Many studies have investigated the effectiveness of cranberry for preventing UTIs. A meta-analysis of 28 trials involving over 4,000 participants found that cranberry products decreased the risk of UTIs by about one-third among people who are at increased risk of UTIs or those who have recurrent UTIs. However, there is some uncertainty regarding the effectiveness of cranberry due to the low quality of some research. Some studies have shown inconsistent results in certain populations, such as elderly people in long-term care, pregnant women, women undergoing gynecological surgeries, and people with multiple sclerosis. Therefore, cranberry has not been found to be beneficial for these populations.

Despite this, in 2020, the U.S. Food and Drug Administration allowed manufacturers to claim on product labels that there is “limited” evidence that daily consumption of specified amounts of cranberry dietary supplements may reduce the risk of recurrent UTI in healthy women who have had a UTI. A similar claim may be made for cranberry juice beverages, but the evidence must be described as “limited and inconsistent.” It is important to note that cranberry has not been shown to be an effective treatment for an existing UTI. If you suspect you have a UTI, it is crucial to see a healthcare provider for diagnosis and treatment, rather than using cranberry products in place of proven treatments.

Research supported by the National Center for Complementary and Integrative Health (NCCIH) is investigating the effects of polyphenols from cranberry and other fruits and vegetables on the gut microbiome. The gut microbiome plays an essential role in maintaining overall health and preventing chronic diseases such as obesity, diabetes, and cardiovascular disease. Preliminary studies suggest that polyphenols from cranberry may have anti-inflammatory and antioxidant properties that can positively impact the gut microbiome.

Cranberry products are generally considered safe for consumption. Still, consuming large amounts can cause stomach upset and diarrhea, particularly in young children. It is unclear whether it’s safe to use cranberry products for health purposes during pregnancy or while breastfeeding. There is also conflicting evidence on whether cranberry interacts with the anticoagulant (blood thinner) warfarin. People taking warfarin should talk to their healthcare provider before consuming cranberry products.
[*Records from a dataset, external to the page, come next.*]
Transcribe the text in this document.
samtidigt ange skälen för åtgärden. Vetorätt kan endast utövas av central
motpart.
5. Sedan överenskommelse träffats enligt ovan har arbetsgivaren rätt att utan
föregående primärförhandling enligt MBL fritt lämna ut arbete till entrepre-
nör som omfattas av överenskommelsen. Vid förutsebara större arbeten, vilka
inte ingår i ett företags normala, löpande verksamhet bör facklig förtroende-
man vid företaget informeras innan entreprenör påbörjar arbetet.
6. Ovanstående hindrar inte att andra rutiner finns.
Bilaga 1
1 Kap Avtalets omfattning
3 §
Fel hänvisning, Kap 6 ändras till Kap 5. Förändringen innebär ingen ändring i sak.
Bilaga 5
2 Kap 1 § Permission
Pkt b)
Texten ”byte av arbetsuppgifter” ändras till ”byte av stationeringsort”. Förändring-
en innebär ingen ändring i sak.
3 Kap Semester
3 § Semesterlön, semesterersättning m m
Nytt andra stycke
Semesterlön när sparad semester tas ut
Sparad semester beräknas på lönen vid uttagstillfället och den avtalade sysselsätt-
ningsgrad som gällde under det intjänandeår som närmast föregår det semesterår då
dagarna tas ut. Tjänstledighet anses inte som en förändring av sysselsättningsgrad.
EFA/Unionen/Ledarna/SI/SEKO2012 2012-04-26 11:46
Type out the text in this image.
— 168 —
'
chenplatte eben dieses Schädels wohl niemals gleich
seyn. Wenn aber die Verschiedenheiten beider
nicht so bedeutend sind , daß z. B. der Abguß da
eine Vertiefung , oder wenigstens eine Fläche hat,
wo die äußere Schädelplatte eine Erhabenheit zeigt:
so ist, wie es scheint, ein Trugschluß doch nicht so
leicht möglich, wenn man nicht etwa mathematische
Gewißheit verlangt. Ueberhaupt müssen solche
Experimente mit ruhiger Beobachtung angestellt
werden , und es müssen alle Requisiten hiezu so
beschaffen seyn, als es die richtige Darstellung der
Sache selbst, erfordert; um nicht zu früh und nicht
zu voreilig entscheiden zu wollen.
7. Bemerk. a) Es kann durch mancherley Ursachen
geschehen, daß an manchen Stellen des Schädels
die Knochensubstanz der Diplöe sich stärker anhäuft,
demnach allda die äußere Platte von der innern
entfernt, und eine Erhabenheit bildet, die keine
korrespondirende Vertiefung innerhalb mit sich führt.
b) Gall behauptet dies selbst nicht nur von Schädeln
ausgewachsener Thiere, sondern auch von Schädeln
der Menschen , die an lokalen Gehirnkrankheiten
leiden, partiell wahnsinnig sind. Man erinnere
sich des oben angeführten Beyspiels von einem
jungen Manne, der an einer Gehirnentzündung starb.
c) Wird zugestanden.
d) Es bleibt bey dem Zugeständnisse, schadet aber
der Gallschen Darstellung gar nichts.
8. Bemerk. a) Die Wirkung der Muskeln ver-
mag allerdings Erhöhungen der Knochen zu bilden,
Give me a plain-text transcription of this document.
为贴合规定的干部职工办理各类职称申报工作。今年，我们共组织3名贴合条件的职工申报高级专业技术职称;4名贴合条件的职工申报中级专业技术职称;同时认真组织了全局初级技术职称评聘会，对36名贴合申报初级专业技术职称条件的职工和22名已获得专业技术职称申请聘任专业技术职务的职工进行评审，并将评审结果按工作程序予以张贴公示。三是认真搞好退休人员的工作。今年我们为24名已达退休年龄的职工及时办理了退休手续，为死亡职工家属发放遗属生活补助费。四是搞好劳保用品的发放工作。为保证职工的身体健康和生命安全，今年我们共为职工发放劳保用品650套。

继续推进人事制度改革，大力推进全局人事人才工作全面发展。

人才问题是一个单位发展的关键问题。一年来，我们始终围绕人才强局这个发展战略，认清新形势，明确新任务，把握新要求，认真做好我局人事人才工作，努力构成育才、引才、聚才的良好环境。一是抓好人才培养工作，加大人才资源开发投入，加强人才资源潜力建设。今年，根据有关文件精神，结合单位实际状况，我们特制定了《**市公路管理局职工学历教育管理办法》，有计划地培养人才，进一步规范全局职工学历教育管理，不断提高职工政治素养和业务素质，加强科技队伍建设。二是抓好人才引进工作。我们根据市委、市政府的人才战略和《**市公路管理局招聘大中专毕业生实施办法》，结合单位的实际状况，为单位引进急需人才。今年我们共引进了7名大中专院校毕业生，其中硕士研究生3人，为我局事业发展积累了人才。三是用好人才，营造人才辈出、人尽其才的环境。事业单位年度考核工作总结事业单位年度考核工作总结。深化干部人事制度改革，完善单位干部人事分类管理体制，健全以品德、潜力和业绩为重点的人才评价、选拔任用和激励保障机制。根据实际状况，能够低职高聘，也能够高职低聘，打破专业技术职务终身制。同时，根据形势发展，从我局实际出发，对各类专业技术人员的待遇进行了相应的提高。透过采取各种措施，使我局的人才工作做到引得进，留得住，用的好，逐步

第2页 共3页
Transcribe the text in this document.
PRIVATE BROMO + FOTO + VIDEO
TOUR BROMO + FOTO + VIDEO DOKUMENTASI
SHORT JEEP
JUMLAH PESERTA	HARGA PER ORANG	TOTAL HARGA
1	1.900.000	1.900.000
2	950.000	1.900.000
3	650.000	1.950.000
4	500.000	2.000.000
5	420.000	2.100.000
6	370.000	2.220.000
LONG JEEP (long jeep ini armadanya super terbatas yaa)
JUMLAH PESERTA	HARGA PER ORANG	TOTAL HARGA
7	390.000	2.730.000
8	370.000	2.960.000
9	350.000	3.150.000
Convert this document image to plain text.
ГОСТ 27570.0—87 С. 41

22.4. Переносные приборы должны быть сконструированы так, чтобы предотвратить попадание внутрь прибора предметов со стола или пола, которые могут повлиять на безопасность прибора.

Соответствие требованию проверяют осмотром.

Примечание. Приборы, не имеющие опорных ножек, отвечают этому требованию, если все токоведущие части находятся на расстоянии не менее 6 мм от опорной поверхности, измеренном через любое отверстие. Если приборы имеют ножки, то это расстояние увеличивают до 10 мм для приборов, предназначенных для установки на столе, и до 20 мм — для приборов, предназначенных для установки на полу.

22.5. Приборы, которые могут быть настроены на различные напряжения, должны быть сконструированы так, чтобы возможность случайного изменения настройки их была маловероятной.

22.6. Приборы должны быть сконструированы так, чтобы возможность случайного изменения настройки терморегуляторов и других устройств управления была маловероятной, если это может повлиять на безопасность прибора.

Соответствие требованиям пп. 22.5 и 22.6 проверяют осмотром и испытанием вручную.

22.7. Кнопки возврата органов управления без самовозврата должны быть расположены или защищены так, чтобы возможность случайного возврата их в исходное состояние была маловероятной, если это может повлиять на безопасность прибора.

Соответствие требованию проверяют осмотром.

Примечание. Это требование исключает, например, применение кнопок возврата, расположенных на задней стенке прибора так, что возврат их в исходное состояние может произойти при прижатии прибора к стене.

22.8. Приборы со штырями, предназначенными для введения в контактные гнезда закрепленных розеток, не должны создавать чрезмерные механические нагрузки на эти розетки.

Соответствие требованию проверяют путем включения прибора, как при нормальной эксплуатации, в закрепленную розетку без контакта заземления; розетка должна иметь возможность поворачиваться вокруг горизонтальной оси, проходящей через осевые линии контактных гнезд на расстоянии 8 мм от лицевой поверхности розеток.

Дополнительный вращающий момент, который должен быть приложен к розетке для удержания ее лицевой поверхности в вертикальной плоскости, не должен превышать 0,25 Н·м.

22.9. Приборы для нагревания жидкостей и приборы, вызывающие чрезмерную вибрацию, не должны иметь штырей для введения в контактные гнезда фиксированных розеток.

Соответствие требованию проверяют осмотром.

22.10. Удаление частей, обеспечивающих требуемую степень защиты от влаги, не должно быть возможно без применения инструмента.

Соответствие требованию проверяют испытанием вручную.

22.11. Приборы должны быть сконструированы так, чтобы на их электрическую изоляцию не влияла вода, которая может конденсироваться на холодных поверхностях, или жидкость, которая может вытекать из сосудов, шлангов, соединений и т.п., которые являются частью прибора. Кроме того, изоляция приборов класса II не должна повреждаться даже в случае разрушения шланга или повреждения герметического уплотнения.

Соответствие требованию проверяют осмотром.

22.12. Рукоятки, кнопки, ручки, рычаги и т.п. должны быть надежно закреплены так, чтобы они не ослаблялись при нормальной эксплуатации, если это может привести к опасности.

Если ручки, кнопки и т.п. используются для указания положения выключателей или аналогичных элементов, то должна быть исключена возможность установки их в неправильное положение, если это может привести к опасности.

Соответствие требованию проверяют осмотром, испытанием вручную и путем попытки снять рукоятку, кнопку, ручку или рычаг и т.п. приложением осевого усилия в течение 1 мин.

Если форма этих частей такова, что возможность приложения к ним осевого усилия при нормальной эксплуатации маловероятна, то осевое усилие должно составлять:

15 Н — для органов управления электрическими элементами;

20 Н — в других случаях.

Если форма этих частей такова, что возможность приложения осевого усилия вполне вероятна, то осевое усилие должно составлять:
In conclusion, while cranberry has traditionally been used for various medicinal purposes, its most well-known potential benefit is its ability to prevent UTIs. However, more research is needed to determine its effectiveness for other conditions and in certain populations. As with any complementary health approach, it is essential to talk to healthcare providers about the use of cranberry products to make shared and well-informed decisions.